On avait déjà atteint une période de l’histoire humaine très sophistiquée dans le domaine des prouesses technologiques, dit Dondog.
L’intelligence humaine et militaire était à son zénith, dit Dondog.”
Génocide, Solution Finale, dékoulakisation, purges, goulag, Révolution Culturelle, Khmers Rouges, Ex-Yougoslavie, Rwanda, Darfour, la liste est longue, longue, dans la nuit de l’humanité. Dondog est un sur-vivant. Mort de l’étreinte d’Éliane Hotchkiss à la veille de sa libération, errant dans la cité sombre au rythme des tambours chamaniques, porté par l’idée de vengeance. Des noms, Gabriela Bruna, Tony Bronx, Gulmuz Korsakov. En quoi sont-ils responsables de son malheur ? Faudra-t-il inventer un prétexte pour les tuer comme Dondog écrivait des récits dans les Camps sous le pseudonyme de John Puffky ? L’eau goutte dans la cité, les bêtes grignotent au bout des couloirs, les cafards se chevauchent ou s’achèvent les uns les autres. Une taverne obscure, des putains et des insectes gigantesques qui s’entretuent pour la possession des femelles. “Tu vois, loqueteux. Tu gaspilles ton temps dans la boue des rêves, dit Tony Bronx.” C’est tout pour la vie de Dondog. Quant à Antoine Volodine il continue à “pratiquer la littérature à la manière d'un art martial, en s'engageant complètement dans chaque livre, comme s'il devait être le dernier avant la mort...» (A Volodine, Entretien)

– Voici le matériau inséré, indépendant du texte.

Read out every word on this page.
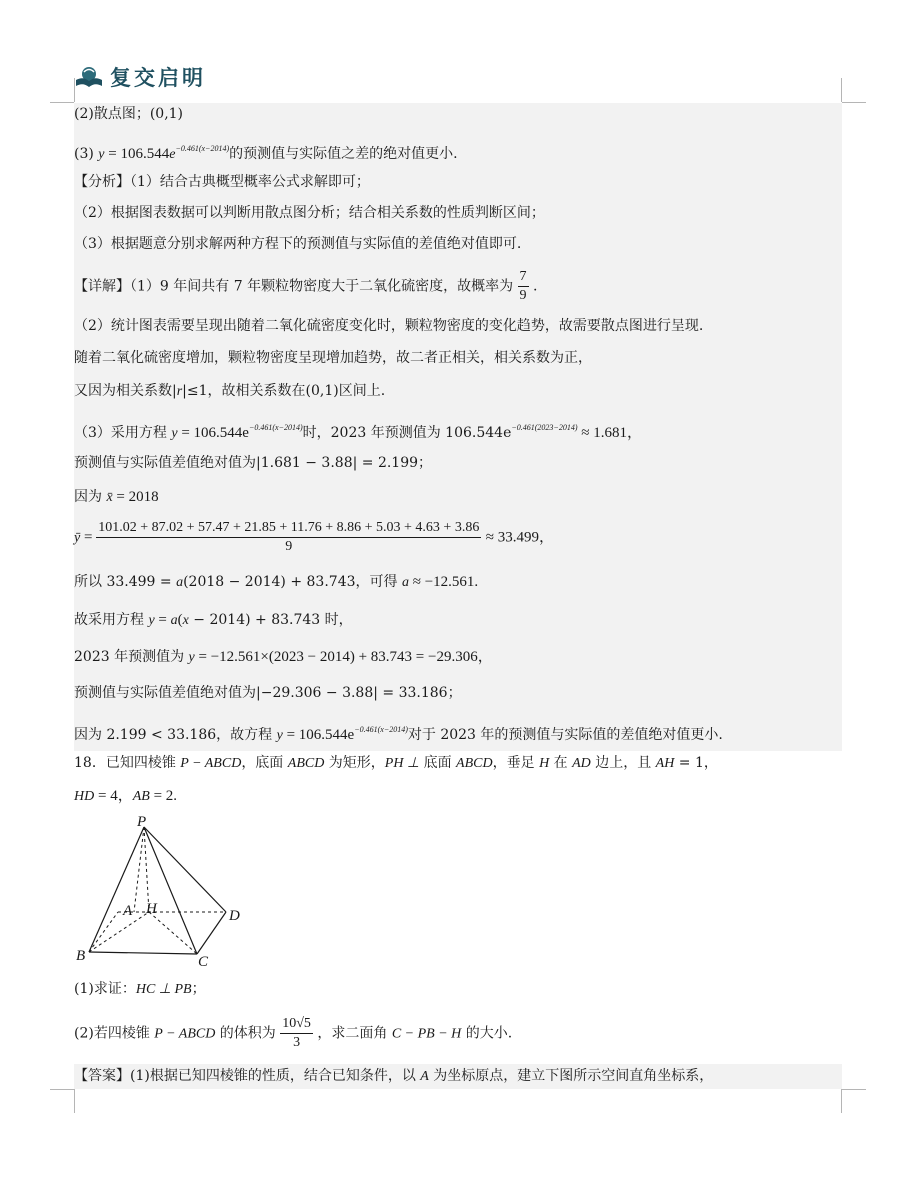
复交启明
(2)散点图；(0,1)
(3) $y = 106.544e^{-0.461(x-2014)}$的预测值与实际值之差的绝对值更小.
【分析】（1）结合古典概型概率公式求解即可；
（2）根据图表数据可以判断用散点图分析；结合相关系数的性质判断区间；
（3）根据题意分别求解两种方程下的预测值与实际值的差值绝对值即可.
【详解】（1）9 年间共有 7 年颗粒物密度大于二氧化硫密度，故概率为 $\frac{7}{9}$ .
（2）统计图表需要呈现出随着二氧化硫密度变化时，颗粒物密度的变化趋势，故需要散点图进行呈现.
随着二氧化硫密度增加，颗粒物密度呈现增加趋势，故二者正相关，相关系数为正，
又因为相关系数|r|≤1，故相关系数在(0,1)区间上.
（3）采用方程 $y = 106.544e^{-0.461(x-2014)}$时，2023 年预测值为 $106.544e^{-0.461(2023-2014)} \approx 1.681$，
预测值与实际值差值绝对值为|1.681 − 3.88| = 2.199；
因为 x̄ = 2018
ȳ =
101.02 + 87.02 + 57.47 + 21.85 + 11.76 + 8.86 + 5.03 + 4.63 + 3.86
9
≈ 33.499，
所以 33.499 = a(2018 − 2014) + 83.743，可得 a ≈ −12.561.
故采用方程 y = a(x − 2014) + 83.743 时，
2023 年预测值为 y = −12.561×(2023 − 2014) + 83.743 = −29.306，
预测值与实际值差值绝对值为|−29.306 − 3.88| = 33.186；
因为 2.199 < 33.186，故方程 $y = 106.544e^{-0.461(x-2014)}$对于 2023 年的预测值与实际值的差值绝对值更小.
18．已知四棱锥 P − ABCD，底面 ABCD 为矩形，PH ⊥ 底面 ABCD，垂足 H 在 AD 边上，且 AH = 1，
HD = 4，AB = 2.
P
A H	D
B	C
(1)求证：HC ⊥ PB；
(2)若四棱锥 P − ABCD 的体积为 $\frac{10√5}{3}$ ，求二面角 C − PB − H 的大小.
【答案】(1)根据已知四棱锥的性质，结合已知条件，以 A 为坐标原点，建立下图所示空间直角坐标系，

DONDOG, Antoine Volodine, Seuil, 2003.

1 commentaire:

Jean Argenty a dit…

Ai lu Dondog, Ah lala eh ben, jamais rien lu d'aussi noir, d'aussi sombre, d'aussi horriblement beau en même temps. Suicidaires s'abstenir d'urgence à moins que... le contraste aidant.

Encore merci pour le conseil de lecture.